When Kindhand looked at it he said with a straight face to Jim and Bev: “Do you know why those gas drums didn’t explode?”
“No, I don’t,” Jim said.
“Neither do I,” Kindhand said, still with a straight face.
In the bed of one of the HumVees there was an even more bizarre story. Its driver discovered that one of the AT-4 antitank rocket tubes was empty, having gone off, this because the AT-4, which was secured crossways on the roll bar, had apparently been set off when hit by a machine gun bullet. Where the rocket had ended up was anyone’s guess.
The machine gunner now found at least a theoretical examination why he was, as he put it, “knocked on my ass.” There was so much incoming that no one had noticed that a rocket had been fired off one of the trucks!
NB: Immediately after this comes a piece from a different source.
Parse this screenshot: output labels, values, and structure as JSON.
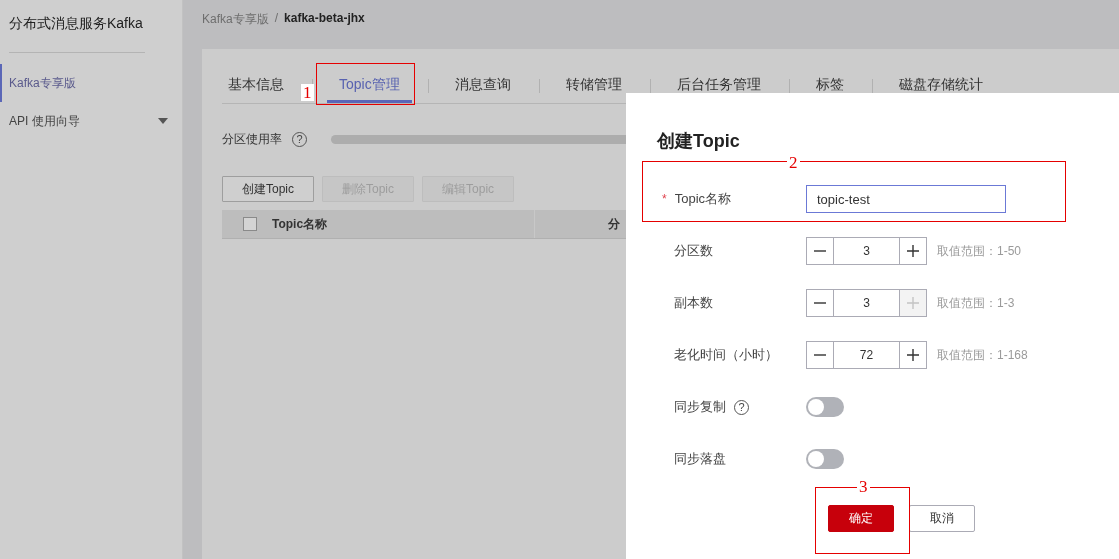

Few of the vehicles had any windows left. Indeed, in the one the sergeant commanding the FSB was riding in an RPG tail fin had sheared off and was buried in the dashboard, fins out. The rest of the rocket had proceeded through the cab and out the window, taking what was left of it past the nose of the driver and out the partially open window, taking the glass with it.
A driver of one of the gun trucks narrowly escaped death. As it happened, a bullet had hit the glass in the rear door passenger window but instead of going through had caromed off. From its angle, Kindhand concluded that if it had gone through the glass it would have smashed into the driver’s skull at around the base. In general, everything was just riddled. As one of the Rebels commented, and got a good laugh:
“We arrived at that section of road as American cheese and we left as Swiss!”
Ben Raines had been a great one to assign a battle-damage-assessment team to find out what went wrong—or right—when the Rebels battled, and Kindhand and few other Rebels automatically did a BDA.
They didn’t have much time to do it, figuring it was best to get on the road.
There was no way of telling whether there were more Reject forces in the area. Certainly, the defeat—though Kindhand did not know how many casualties they had inflicted—would eat into the gizzard of a guy like Szabo and he would want to come back at them.